Reputation: 2764
public class FactorFinder{
public static void main(String[] args) {
long n = ((long)Integer.MAX_VALUE+1)*2;
boolean isPrime=true;
for(long i=2;i<=n/2;i++){
if(n%i==0){
System.out.println(i + " is a factor of " + n);
isPrime = false;
}
}
if(isPrime == true) System.out.println(n+ " is a prime number");
}
}
I wrote the above code to find the factors n, or if it didn't have any factors print "n is a prime" number. I temporarily set n=2^32 right there in the code to see how much time it would take for the program to completely run. It took 1 min 17 secs.
Then I changed the for loop as
for(long i=2;i<n;i++){
and expected it would take twice as much time for the program to complete. As you would expect, now that you have read my question, it only took 1 min 17 secs.
Am I right in thinking that the processor is somehow able to know that after n is greater than 2^32 / 2, it doesn't have to run the loop anymore, or even if it did, it doesn't have to check the condition of the if statement anymore?

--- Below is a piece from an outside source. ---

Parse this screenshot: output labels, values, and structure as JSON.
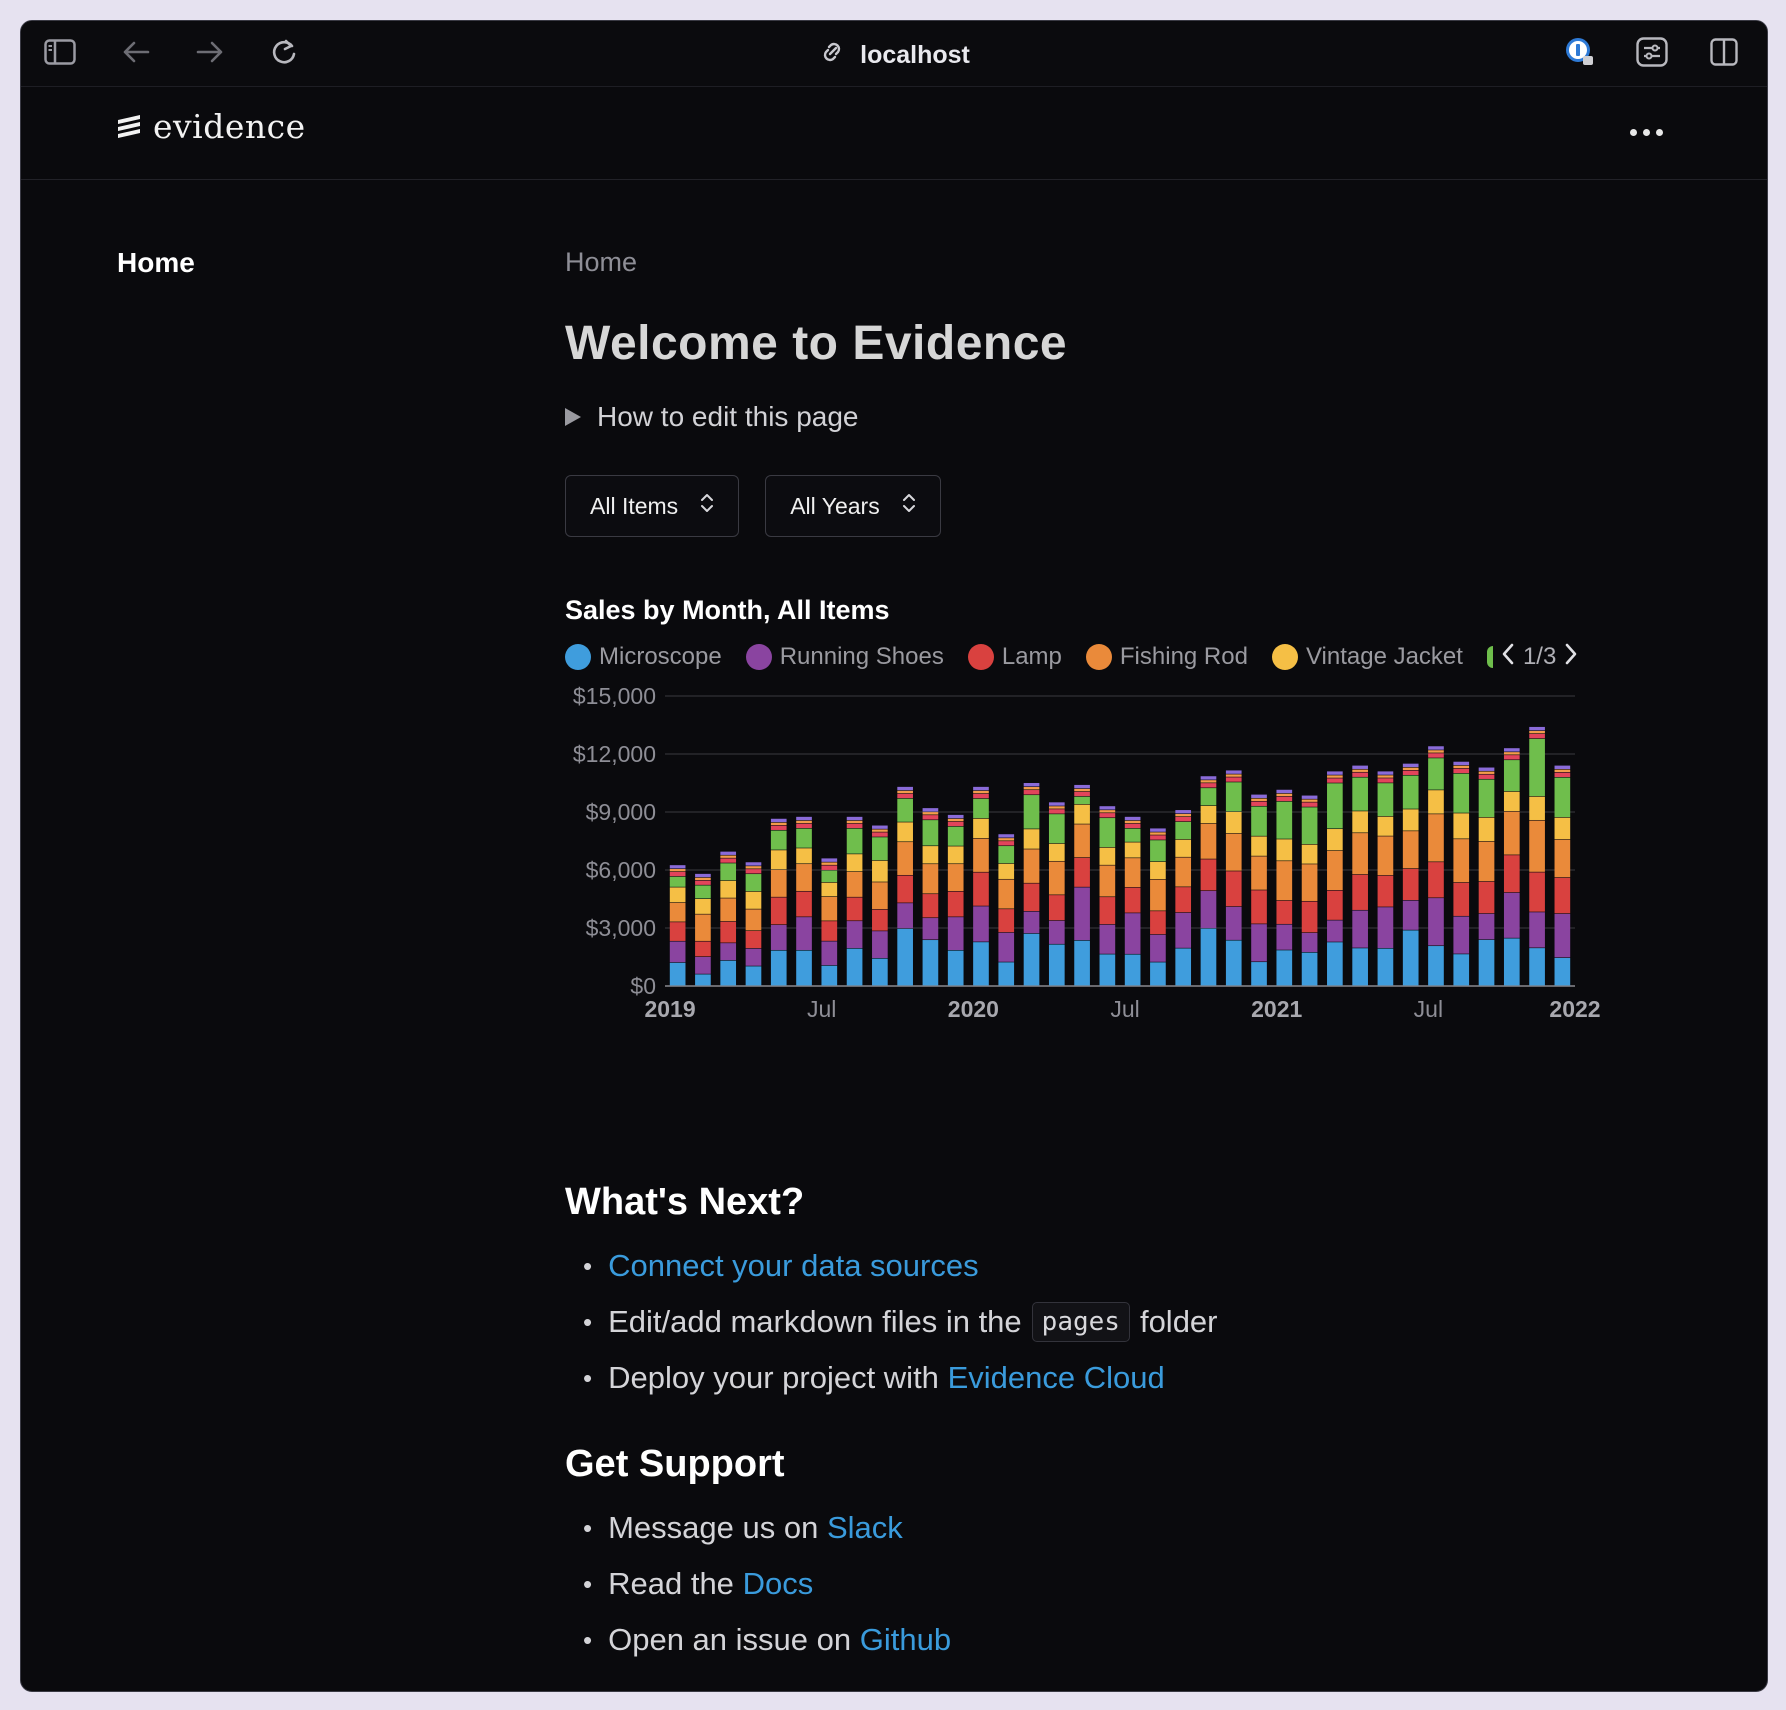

I have an Intel core i3, JDK 1.7.0 running on Windows 7.
Upvotes: 0
Views: 129
Reputation: 3070
It's pretty clever if compiler doesn't attempt to execute unnecessary calculations, cause it's not necessary to check if n is dividable by i, if i > root(n)
Upvotes: 0
Reputation: 225
It took half as long for the n/2 version on my machine. There's no way the compiler is smart enough to have figured out the kind of optimization you're thinking about.
Did you remember to save the source file and recompile before testing the second time? Forgetting that would explain the results you got, and I can't think of anything else that would.